È il ricordo commosso e profondo del consigliere dell’Ordine nazionale dei Giornalisti, Oreste Pivetta, quello che saluta l’amico Goffredo Fofi, scomparso a 88 anni. Un tributo affettuoso, ma anche lucido e appassionato, alla figura di un intellettuale irripetibile, che ha attraversato la seconda metà del Novecento e i primi decenni del nuovo secolo con lo sguardo critico e il passo militante.
Nato a Gubbio nel 1937, Goffredo Fofi è stato critico cinematografico e letterario, fondatore di riviste, educatore e scrittore, anima inquieta e coerente di una cultura fatta di pensiero e azione, di marginalità e di battaglie.
Come ricorda Oreste Pivetta, fu a soli diciotto anni, nella Sicilia poverissima degli anni ’50, che Fofi scelse la trincea: Cortile Cascino, quartiere miseria di Palermo, dove arrivò da maestro “sovversivo” con Danilo Dolci, per insegnare ai bambini senza ricevere stipendio. Per questo fu cacciato con un foglio di via. L’Unità gli dedicò un editoriale dal titolo emblematico: “Delitto d’alfabeto”.
Da Palermo a Torino, dove partecipò ai Quaderni rossi di Panzieri e firmò un’inchiesta sull’immigrazione meridionale, troppo critica verso la Fiat per essere accettata da Einaudi. Poi Napoli, con la fondazione della Mensa dei bambini proletari a Montesanto: istruzione e pane, cultura e dignità.

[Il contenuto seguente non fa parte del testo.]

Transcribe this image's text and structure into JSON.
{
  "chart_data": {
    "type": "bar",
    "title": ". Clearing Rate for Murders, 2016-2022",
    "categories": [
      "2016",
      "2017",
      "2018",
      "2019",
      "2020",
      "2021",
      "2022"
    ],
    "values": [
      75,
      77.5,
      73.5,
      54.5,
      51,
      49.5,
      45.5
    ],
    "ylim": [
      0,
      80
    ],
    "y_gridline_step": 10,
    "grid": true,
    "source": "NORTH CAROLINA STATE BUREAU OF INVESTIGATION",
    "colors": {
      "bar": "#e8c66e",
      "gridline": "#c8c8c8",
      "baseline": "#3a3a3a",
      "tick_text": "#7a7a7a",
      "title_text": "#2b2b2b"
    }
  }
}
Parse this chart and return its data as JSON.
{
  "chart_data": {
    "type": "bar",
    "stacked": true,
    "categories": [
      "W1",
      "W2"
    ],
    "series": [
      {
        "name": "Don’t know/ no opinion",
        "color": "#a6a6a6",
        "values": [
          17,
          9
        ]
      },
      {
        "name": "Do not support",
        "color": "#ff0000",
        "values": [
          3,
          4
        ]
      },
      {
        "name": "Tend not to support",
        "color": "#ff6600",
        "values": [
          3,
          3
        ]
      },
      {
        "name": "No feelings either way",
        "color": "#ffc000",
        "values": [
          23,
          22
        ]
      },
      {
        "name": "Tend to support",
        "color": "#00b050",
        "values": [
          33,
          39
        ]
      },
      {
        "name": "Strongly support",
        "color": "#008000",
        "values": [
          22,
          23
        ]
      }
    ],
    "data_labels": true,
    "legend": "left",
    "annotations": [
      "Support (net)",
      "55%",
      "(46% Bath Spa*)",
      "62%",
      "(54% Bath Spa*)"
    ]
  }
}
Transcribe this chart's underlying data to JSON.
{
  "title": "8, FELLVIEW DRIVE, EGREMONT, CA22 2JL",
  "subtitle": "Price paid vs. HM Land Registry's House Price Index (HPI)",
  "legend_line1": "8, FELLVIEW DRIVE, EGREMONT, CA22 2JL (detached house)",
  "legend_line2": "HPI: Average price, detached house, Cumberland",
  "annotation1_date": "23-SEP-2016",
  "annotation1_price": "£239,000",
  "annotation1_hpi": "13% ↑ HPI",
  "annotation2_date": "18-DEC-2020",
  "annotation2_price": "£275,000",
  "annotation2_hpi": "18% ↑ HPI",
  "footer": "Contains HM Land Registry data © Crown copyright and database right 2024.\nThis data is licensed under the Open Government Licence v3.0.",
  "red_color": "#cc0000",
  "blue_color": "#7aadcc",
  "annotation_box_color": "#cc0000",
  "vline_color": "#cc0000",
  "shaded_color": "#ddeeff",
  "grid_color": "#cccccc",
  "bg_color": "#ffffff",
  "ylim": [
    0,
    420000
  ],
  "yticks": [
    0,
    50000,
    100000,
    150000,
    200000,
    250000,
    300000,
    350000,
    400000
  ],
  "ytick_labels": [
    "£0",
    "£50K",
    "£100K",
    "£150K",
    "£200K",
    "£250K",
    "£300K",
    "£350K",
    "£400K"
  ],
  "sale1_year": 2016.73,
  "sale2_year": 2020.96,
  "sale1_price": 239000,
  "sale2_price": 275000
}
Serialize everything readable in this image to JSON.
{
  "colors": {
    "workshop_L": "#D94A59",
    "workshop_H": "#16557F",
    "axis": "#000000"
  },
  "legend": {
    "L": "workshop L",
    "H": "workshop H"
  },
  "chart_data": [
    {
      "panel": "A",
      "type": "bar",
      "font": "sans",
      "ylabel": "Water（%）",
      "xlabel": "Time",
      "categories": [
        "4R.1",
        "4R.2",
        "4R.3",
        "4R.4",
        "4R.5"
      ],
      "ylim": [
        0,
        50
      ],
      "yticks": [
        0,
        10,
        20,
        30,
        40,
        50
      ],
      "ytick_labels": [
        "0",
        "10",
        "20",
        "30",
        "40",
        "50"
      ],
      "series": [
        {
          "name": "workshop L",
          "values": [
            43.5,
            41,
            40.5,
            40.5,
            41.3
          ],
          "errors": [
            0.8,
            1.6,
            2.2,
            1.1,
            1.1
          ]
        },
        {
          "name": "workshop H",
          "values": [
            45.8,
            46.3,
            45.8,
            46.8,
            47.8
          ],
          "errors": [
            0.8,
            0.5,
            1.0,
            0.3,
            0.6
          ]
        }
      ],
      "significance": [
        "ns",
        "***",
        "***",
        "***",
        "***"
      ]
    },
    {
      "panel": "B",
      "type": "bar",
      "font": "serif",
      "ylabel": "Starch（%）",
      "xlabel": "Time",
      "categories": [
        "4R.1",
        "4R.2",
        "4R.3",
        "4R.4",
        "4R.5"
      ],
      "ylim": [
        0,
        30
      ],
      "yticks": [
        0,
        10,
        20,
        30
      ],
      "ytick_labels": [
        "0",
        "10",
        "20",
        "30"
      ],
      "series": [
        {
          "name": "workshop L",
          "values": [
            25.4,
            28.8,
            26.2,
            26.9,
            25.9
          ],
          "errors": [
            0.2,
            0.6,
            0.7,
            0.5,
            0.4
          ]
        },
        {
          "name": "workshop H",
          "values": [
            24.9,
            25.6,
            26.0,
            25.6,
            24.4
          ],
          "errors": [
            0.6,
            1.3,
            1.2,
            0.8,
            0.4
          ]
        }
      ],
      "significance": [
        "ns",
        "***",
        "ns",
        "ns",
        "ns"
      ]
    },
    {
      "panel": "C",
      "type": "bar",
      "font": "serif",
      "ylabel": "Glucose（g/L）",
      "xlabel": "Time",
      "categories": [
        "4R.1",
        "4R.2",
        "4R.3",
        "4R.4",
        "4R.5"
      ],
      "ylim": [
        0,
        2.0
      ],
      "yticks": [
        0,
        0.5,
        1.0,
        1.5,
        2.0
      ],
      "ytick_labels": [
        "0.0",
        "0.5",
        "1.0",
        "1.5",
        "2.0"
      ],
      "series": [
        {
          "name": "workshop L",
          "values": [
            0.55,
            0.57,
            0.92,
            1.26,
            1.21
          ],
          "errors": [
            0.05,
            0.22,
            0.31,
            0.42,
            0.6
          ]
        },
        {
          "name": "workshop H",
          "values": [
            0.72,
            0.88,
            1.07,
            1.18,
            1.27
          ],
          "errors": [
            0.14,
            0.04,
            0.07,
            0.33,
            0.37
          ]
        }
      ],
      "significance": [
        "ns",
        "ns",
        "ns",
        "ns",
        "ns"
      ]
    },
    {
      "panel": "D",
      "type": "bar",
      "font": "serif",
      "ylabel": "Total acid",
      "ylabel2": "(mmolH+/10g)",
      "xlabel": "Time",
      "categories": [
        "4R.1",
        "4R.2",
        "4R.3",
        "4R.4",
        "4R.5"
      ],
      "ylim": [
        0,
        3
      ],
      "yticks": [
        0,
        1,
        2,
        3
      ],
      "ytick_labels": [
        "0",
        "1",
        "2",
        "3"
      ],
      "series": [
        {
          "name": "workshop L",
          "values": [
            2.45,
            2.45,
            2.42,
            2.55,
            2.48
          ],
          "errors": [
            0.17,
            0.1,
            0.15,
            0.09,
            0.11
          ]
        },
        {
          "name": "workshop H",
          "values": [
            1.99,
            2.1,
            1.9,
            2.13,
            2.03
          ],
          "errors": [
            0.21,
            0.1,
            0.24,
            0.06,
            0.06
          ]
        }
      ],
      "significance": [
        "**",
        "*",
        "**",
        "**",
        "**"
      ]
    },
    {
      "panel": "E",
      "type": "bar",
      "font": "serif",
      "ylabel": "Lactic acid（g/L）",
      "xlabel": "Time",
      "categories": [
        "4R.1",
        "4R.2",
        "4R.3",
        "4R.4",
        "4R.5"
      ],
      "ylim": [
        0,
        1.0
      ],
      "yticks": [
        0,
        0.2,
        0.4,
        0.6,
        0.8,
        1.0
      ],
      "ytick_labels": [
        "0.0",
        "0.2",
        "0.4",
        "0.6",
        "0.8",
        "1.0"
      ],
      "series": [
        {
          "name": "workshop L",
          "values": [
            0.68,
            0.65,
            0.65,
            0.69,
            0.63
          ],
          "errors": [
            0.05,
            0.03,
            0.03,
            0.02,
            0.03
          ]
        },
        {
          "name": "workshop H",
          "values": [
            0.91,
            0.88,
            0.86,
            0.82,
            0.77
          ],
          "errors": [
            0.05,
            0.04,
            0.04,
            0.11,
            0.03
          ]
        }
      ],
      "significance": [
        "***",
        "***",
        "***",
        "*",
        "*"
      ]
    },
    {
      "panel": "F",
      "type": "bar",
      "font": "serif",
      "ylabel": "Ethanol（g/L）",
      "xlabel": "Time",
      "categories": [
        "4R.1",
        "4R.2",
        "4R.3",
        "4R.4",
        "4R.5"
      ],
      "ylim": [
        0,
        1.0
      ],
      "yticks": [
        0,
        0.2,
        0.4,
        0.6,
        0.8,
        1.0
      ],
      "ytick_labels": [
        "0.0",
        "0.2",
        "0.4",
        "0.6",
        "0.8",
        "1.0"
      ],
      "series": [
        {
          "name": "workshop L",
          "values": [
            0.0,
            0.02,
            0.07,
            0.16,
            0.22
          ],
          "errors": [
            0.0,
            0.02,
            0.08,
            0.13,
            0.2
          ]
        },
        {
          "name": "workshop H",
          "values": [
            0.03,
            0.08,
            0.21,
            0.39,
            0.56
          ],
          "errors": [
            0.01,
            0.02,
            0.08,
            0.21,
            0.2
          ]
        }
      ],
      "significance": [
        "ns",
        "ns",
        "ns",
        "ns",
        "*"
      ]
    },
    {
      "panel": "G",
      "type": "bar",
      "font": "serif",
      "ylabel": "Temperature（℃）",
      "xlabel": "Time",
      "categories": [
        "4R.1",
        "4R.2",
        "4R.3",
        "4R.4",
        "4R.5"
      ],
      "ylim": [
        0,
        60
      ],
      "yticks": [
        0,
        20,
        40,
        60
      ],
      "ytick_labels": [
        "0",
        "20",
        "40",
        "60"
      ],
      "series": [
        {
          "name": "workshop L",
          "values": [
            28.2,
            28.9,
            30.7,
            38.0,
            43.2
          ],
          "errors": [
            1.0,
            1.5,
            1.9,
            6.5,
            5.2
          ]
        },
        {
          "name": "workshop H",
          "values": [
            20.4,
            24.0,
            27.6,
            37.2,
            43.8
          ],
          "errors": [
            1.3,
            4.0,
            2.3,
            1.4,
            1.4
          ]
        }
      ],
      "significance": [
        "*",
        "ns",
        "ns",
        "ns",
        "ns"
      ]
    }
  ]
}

Pivetta ricorda con ammirazione il Fofi instancabile creatore di riviste: Quaderni piacentini, Ombre rosse, La terra vista dalla luna, Lo straniero, Gli Asini. Per lui le riviste erano strumenti di battaglia, piazze culturali, occasioni per fare comunità attorno alla critica e al confronto.
Con Franca Faldini, Fofi riscattò Totò dall’oblio della critica, lo raccontò nel libro Totò. L’uomo e la maschera. Scoprì e studiò Alberto Sordi, icona delle contraddizioni italiane. Per lui il cinema era linguaggio popolare, strumento politico, specchio delle debolezze del Paese.
La memoria di Pivetta tratteggia una vita fatta di relazioni significative, con Elsa Morante, Calvino, Pasolini (tra scontri e stima), Capitini, Langer, Fortini, Ciafaloni. Incontri che segnavano fasi, accendevano idee, animavano azioni.
Fofi scrisse per L’Unità, Avvenire, Internazionale, sempre con la voce di chi voleva farsi capire da tutti, di chi credeva che il sapere non dovesse mai essere esercizio elitario, ma trincea popolare, pensiero utile, arma di trasformazione.
Nel suo commiato, Oreste Pivetta ricorda l’amico con le parole che più lo rappresentano: “Contro la pubblicità, la vacua denuncia, il divertimento insulso, la superficialità…”. Perché capire significava fare. E Goffredo Fofi ha fatto, ogni giorno, ogni pagina, ogni battaglia.